Yesterday, I came to a realization that a particular relationship is possibly coming to a close…this is a good thing. As I prepare myself for a sabbatical/retreat in October, I have thought that when I return I can finish with my counselor.
Eight long years we have met, initially twice per month, then once per month. He has helped to find my footing in life.
This counseling opened up my spiritual life as well; early on I knew that this would not be a pure “secular” approach, God’s healing would be needed. That healing was grounded in a phrase that I had somewhat disdained intially…that I am a beloved child of God. uggghhhhhhhh! How overly sweet and superficial, how un-manly it was (so I thought). This was the stuff I learned in summer bible school.
BUT…in prayer and meditation that is what came through. And God showed me the depth, the “manliness”, the reality of that phrase, of that element of our catholic faith.
And I have had to focus on this for years; I, you, we are beloved children of God; loved by God at the core of our being…no need to earn it, win it; can’t be lost either.
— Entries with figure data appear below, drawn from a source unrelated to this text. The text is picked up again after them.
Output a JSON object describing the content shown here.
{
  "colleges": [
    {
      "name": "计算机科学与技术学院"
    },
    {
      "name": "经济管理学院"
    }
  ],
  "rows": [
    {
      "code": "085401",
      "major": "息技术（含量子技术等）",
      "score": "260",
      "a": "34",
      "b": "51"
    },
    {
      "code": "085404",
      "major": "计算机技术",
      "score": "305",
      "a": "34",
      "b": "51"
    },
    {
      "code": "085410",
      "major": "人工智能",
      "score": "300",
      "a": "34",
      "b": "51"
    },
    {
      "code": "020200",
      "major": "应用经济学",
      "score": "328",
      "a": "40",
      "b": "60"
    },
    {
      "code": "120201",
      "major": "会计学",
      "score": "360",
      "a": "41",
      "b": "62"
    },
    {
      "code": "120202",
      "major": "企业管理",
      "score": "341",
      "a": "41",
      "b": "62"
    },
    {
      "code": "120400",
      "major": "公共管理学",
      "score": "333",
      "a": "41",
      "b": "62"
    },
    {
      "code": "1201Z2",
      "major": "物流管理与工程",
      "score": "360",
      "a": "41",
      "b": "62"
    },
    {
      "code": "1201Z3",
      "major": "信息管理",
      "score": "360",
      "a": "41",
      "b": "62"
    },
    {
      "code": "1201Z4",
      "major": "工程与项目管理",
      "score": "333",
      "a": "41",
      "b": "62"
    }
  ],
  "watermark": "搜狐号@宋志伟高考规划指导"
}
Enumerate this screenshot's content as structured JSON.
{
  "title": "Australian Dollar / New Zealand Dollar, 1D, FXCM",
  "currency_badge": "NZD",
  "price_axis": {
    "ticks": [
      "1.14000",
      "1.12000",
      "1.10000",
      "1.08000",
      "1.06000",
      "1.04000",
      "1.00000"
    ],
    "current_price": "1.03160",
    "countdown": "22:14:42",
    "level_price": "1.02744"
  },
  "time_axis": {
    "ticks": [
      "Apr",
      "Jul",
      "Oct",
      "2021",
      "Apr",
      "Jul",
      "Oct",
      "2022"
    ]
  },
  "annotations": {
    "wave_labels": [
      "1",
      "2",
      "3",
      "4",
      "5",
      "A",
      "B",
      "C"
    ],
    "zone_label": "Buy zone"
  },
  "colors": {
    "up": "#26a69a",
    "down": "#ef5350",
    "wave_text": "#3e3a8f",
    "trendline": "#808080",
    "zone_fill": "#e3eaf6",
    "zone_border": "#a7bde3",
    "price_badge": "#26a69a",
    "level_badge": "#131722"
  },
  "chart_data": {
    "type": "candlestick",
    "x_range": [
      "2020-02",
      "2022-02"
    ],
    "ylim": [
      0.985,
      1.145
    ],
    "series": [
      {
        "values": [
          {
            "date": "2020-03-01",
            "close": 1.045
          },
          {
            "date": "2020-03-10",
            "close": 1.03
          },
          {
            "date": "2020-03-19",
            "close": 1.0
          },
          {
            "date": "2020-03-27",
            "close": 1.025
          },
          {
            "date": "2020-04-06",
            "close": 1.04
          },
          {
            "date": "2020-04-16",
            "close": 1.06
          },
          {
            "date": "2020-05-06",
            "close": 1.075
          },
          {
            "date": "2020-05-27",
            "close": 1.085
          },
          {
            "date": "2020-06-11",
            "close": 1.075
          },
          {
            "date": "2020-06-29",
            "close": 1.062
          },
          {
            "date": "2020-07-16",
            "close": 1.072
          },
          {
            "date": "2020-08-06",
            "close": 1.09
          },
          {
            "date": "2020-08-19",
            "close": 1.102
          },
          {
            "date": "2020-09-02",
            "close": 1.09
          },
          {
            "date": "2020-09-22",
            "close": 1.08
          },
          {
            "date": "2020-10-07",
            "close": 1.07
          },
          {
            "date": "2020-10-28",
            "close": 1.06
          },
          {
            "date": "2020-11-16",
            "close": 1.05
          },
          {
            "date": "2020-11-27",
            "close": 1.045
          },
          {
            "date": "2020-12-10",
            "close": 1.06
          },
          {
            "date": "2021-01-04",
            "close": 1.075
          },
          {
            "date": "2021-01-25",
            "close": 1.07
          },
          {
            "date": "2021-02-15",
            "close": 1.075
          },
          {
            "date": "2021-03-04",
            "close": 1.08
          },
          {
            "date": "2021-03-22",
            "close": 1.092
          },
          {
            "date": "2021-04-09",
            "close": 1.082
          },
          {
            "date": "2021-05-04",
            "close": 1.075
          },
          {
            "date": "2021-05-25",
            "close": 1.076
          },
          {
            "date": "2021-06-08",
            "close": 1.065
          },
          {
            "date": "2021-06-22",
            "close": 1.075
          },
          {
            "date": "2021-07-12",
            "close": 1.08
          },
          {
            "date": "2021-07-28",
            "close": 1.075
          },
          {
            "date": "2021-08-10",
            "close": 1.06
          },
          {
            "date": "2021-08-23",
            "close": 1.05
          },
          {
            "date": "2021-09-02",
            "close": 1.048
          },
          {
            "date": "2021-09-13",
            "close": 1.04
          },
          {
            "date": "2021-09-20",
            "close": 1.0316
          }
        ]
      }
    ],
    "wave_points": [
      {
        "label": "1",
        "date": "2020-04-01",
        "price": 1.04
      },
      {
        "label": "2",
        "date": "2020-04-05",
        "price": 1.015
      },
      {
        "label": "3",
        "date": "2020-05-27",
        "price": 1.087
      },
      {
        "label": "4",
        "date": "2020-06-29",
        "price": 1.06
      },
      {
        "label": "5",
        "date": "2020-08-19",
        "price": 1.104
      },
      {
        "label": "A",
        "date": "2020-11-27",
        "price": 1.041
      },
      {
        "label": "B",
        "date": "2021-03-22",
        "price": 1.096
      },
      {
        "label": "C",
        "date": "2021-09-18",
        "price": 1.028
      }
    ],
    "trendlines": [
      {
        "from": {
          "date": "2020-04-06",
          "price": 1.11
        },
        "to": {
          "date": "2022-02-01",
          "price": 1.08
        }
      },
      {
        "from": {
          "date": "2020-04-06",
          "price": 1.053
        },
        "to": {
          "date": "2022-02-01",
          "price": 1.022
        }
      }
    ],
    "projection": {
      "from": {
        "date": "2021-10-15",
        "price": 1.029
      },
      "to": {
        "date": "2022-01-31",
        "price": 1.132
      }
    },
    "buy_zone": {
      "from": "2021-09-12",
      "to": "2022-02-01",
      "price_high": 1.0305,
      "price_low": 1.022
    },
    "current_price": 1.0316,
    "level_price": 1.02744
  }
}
SO…no need to prove myself with how much stuff I think I should have….with how I should appear….with how many others should “like” me. There was freedom in this. No need to control the universe and all within it to prove myself before others.
This is then the path that helped me through that darkness of depression, into living and being me, being a man, being a priest.
NOW I still slip back into old patterns at times….hence my need to focus, focus, focus on God’s love for me. This is why prayer has to be a part of my life.
And as I enter into a new phase of my life…it will be even more important; God will be more important….hummm suppose that is what it is all about.